The Problem InfraWatch Solves
Agent stacks depend on infrastructure that rarely changes on purpose, but frequently changes by accident. A launchd plist gets modified. A Tailscale route shifts. A Gmail ingest chain loses a filter. None of these changes are visible at the application layer — the agent appears healthy until it isn't.
Standard monitoring tells you an agent is alive. InfraWatch tells you whether the infrastructure underneath it is still the infrastructure you deployed.
What InfraWatch Does
- Monitors infrastructure configuration artifacts for unexpected changes
- Detects baseline deviations — config state that differs from the last known-good snapshot
- Identifies drift patterns that precede reliability incidents
- Emits events to the Resilience Event Bus (REB) — the shared event backbone for the detection layer
- Surfaces drift signals to Agent911 and the broader reliability stack
What InfraWatch Does NOT Do
- No autonomous config correction
- No destructive operations on config artifacts
- No modification of runtime state without operator action
- No coverage of agent memory or cognitive state — that's Elixir's job
What InfraWatch Monitors
Ingest chain drift — Gmail filters, webhook routes, and data pipeline configs that feed your agents.
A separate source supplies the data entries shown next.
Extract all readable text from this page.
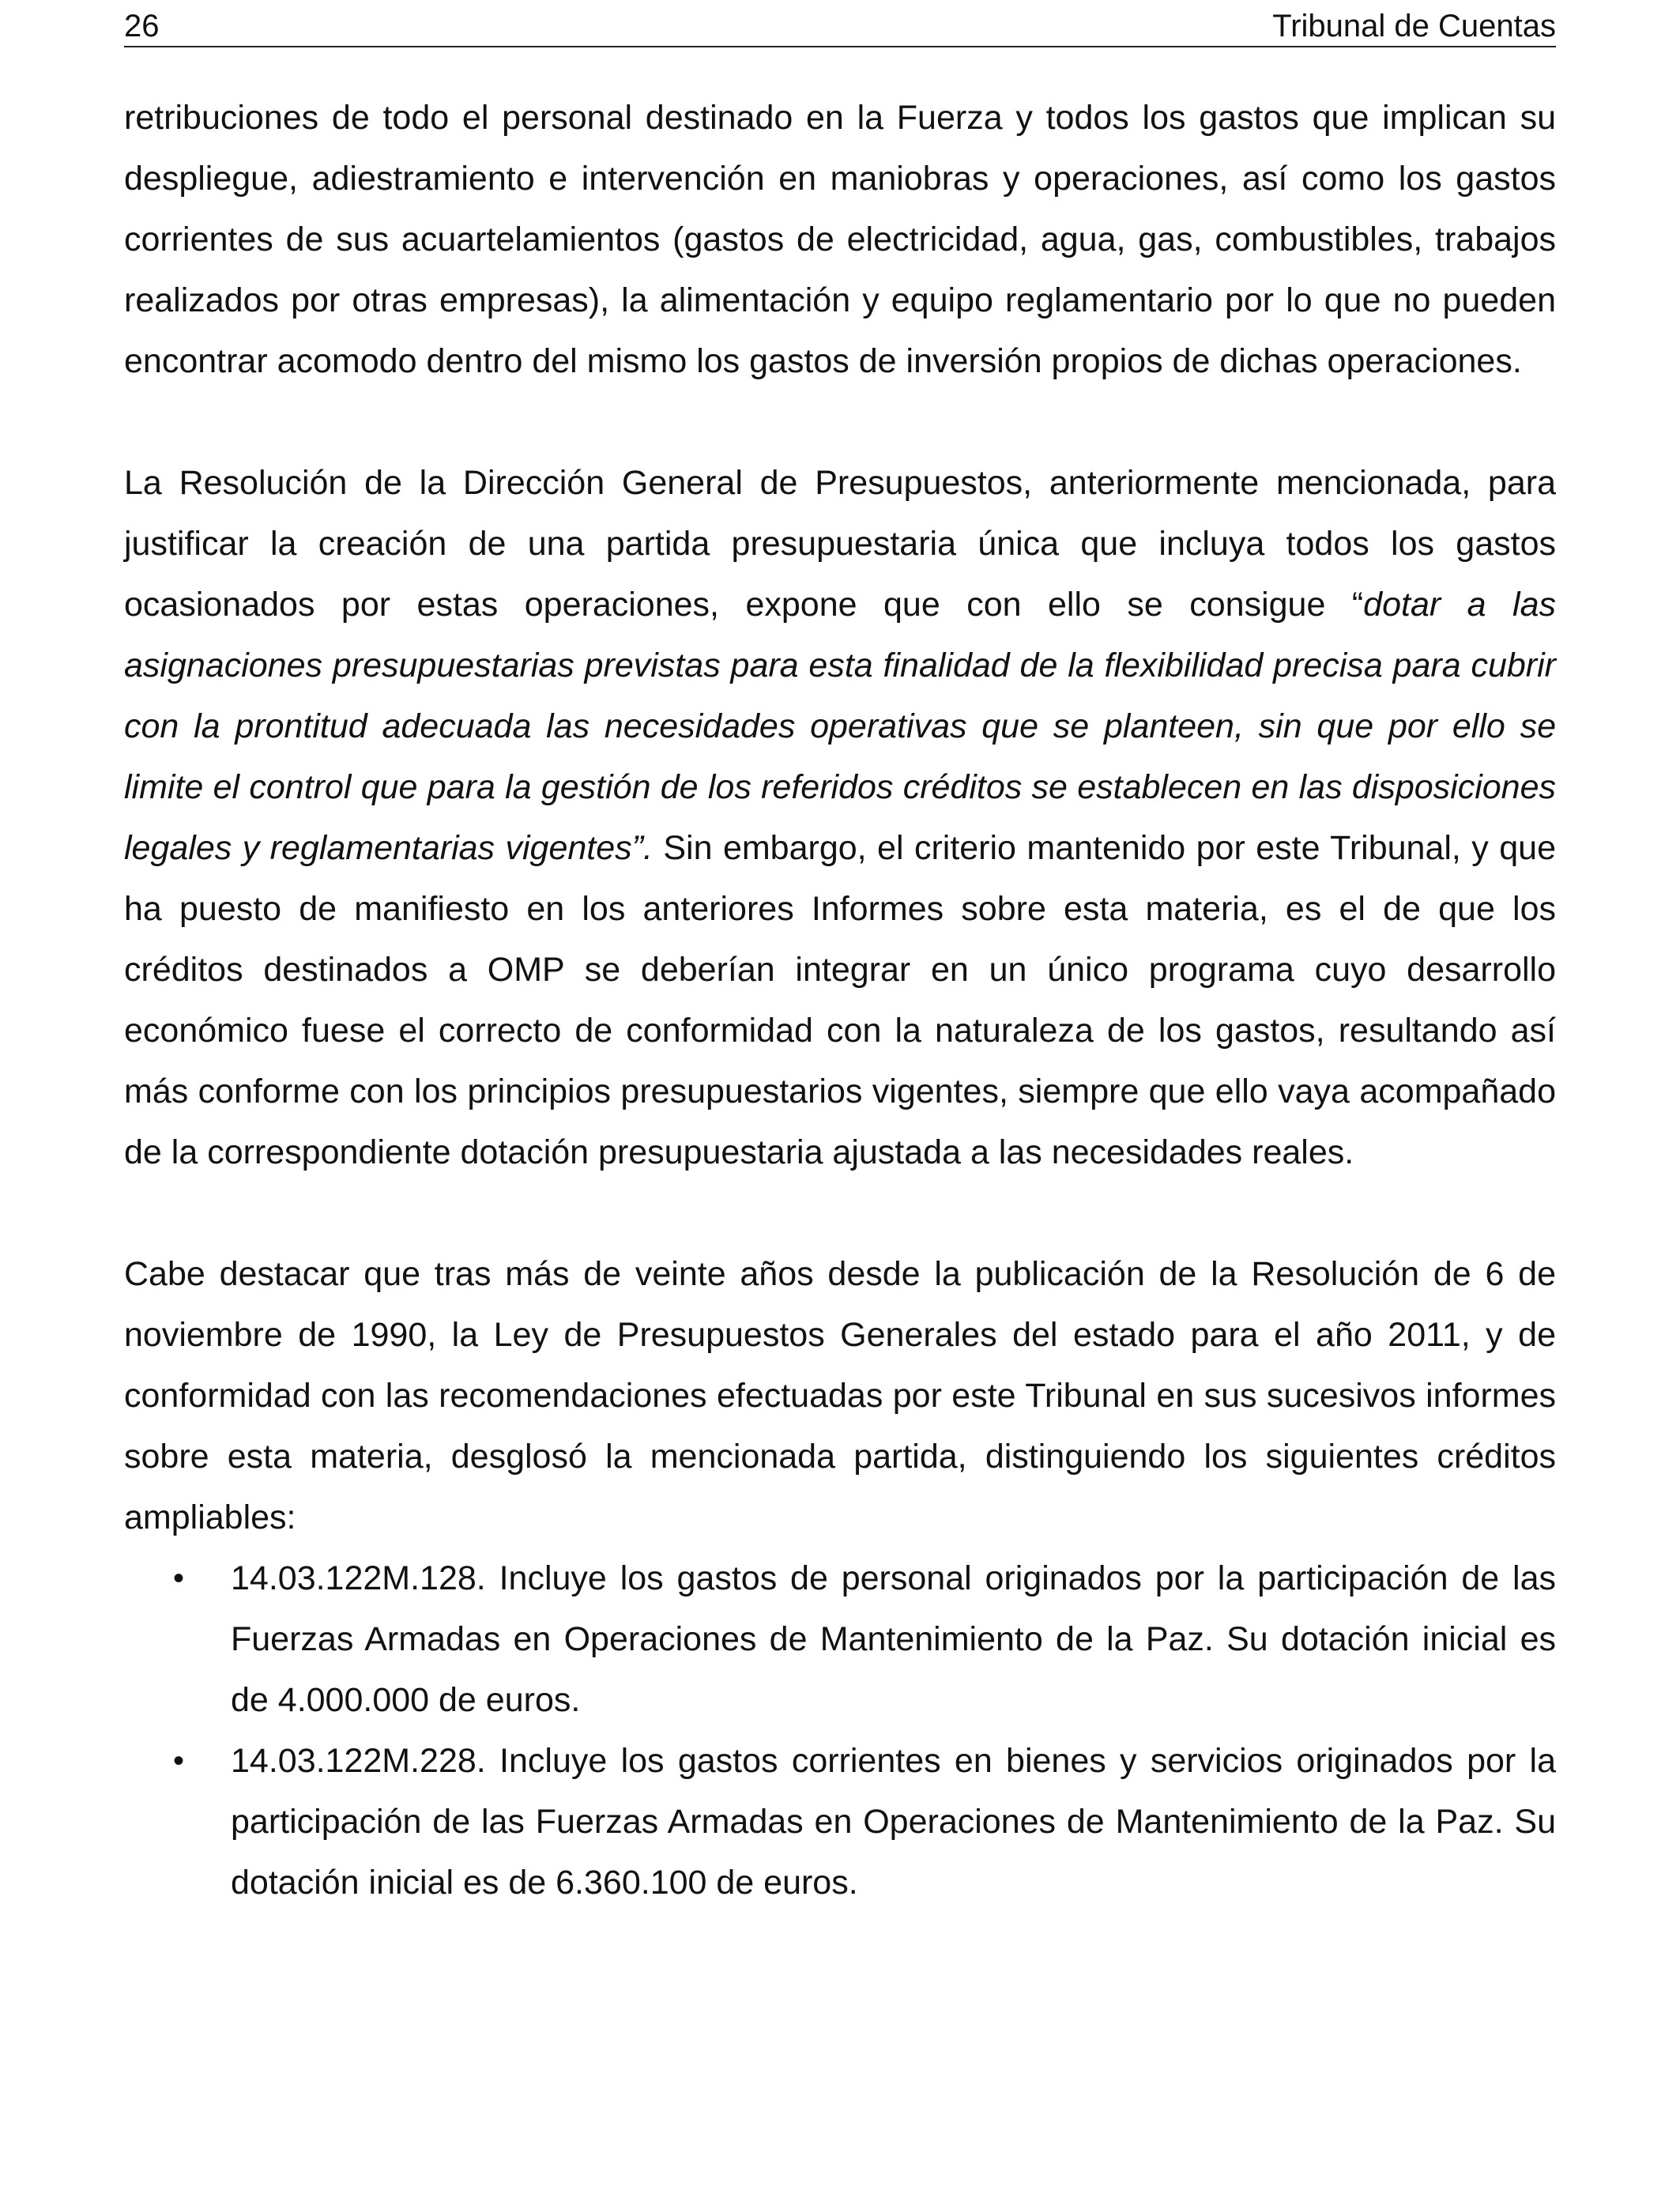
26	Tribunal de Cuentas

retribuciones de todo el personal destinado en la Fuerza y todos los gastos que implican su despliegue, adiestramiento e intervención en maniobras y operaciones, así como los gastos corrientes de sus acuartelamientos (gastos de electricidad, agua, gas, combustibles, trabajos realizados por otras empresas), la alimentación y equipo reglamentario por lo que no pueden encontrar acomodo dentro del mismo los gastos de inversión propios de dichas operaciones.

La Resolución de la Dirección General de Presupuestos, anteriormente mencionada, para justificar la creación de una partida presupuestaria única que incluya todos los gastos ocasionados por estas operaciones, expone que con ello se consigue “dotar a las asignaciones presupuestarias previstas para esta finalidad de la flexibilidad precisa para cubrir con la prontitud adecuada las necesidades operativas que se planteen, sin que por ello se limite el control que para la gestión de los referidos créditos se establecen en las disposiciones legales y reglamentarias vigentes”. Sin embargo, el criterio mantenido por este Tribunal, y que ha puesto de manifiesto en los anteriores Informes sobre esta materia, es el de que los créditos destinados a OMP se deberían integrar en un único programa cuyo desarrollo económico fuese el correcto de conformidad con la naturaleza de los gastos, resultando así más conforme con los principios presupuestarios vigentes, siempre que ello vaya acompañado de la correspondiente dotación presupuestaria ajustada a las necesidades reales.

Cabe destacar que tras más de veinte años desde la publicación de la Resolución de 6 de noviembre de 1990, la Ley de Presupuestos Generales del estado para el año 2011, y de conformidad con las recomendaciones efectuadas por este Tribunal en sus sucesivos informes sobre esta materia, desglosó la mencionada partida, distinguiendo los siguientes créditos ampliables:

• 14.03.122M.128. Incluye los gastos de personal originados por la participación de las Fuerzas Armadas en Operaciones de Mantenimiento de la Paz. Su dotación inicial es de 4.000.000 de euros.
• 14.03.122M.228. Incluye los gastos corrientes en bienes y servicios originados por la participación de las Fuerzas Armadas en Operaciones de Mantenimiento de la Paz. Su dotación inicial es de 6.360.100 de euros.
Changes here silently starve agents of the inputs they expect.
Daemon config drift — launchd plists, systemd units, and process supervision configs. A modified plist can change how an agent starts, restarts, or fails silently.
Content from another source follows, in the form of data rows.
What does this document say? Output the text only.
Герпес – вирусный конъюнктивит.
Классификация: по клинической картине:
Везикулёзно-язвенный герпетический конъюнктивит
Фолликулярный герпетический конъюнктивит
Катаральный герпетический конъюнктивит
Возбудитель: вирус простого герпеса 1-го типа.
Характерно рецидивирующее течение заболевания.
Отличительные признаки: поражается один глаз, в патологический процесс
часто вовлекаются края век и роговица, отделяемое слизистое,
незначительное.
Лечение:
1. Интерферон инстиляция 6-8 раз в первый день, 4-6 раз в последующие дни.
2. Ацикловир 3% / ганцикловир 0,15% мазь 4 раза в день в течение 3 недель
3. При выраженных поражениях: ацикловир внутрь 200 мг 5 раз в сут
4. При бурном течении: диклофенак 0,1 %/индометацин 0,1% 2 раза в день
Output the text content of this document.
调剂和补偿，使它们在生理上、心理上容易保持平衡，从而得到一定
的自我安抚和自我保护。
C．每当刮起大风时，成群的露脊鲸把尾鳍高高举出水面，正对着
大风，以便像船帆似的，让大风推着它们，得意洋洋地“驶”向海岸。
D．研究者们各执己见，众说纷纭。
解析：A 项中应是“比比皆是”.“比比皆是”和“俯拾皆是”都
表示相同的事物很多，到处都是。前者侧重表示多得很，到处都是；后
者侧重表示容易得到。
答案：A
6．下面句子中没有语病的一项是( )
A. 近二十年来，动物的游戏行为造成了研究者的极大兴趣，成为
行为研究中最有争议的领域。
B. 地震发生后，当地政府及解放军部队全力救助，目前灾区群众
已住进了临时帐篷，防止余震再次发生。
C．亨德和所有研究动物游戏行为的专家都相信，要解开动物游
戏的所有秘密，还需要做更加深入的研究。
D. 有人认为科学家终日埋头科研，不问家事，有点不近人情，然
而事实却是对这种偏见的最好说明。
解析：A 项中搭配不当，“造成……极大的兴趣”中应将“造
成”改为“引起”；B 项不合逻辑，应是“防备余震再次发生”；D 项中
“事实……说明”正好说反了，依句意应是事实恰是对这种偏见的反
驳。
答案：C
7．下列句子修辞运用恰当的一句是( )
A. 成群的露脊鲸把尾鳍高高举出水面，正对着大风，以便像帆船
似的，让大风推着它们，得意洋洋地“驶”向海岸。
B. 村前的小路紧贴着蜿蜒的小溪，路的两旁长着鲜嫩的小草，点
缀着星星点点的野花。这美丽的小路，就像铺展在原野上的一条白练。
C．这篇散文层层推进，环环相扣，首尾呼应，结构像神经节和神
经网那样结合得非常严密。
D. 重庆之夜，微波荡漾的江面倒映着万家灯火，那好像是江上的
Network routing drift — Tailscale routes, proxy configs, and network topology changes that affect how agents reach services and each other.
Baseline deviation — any config artifact whose content diverges from the last known-good snapshot without a corresponding operator action.
The Resilience Event Bus
InfraWatch is part of ACME's Detection layer, alongside Sentinel and Watchdog. All three products write to a shared Resilience Event Bus (REB) — an append-only event file with a common schema.
{ts, source, event_type, severity, payload}
Events from InfraWatch are consumed by:
- Lazarus — triggers readiness scans when severity crosses threshold
- Agent911 — reads the unified event stream for incident response
- Bonfire — routes detection events to the cognitive stack (Commander, Quartermaster)
If you're running InfraWatch standalone: REB is installed and receiving InfraWatch events. To consume those events — triggering readiness scans and recovery — add Lazarus and Agent911, or install the Operator Bundle.
Stack Position
InfraWatch is the infra config watch surface in the Detection sublayer of the Resilience Layer.
Resilience Layer
├── Detection
│ ├── Sentinel ← runtime behavior (stalls, silence, compaction)
│ ├── InfraWatch ← infrastructure config (daemons, ingest, routing)
│ └── Watchdog ← process liveness (heartbeat, port probes)
├── Readiness
│ └── Lazarus ← recovery blueprint on detection trigger
└── Recovery
└── Agent911 ← executes recovery from blueprint
InfraWatch does not overlap with Elixir. Elixir manages agent memory surface (context injection, DIGEST hydration). InfraWatch monitors infrastructure configuration. Different layers, different signals.
Who Needs InfraWatch
Operators running:
- Agents with persistent ingest dependencies (email, webhooks, data pipelines)
- Long-running daemons where config drift accumulates invisibly
- Multi-agent stacks where a single routing change can cascade across agents
InfraWatch is the layer that catches the config change you didn't make — before your agents start behaving as if you did.
Availability
InfraWatch is included in the Operator Bundle ($29/month). It is not sold as a standalone product.
The Operator Bundle includes the complete wired resilience layer: Sentinel, InfraWatch, Watchdog (detection) → Lazarus (readiness) → Agent911 (recovery).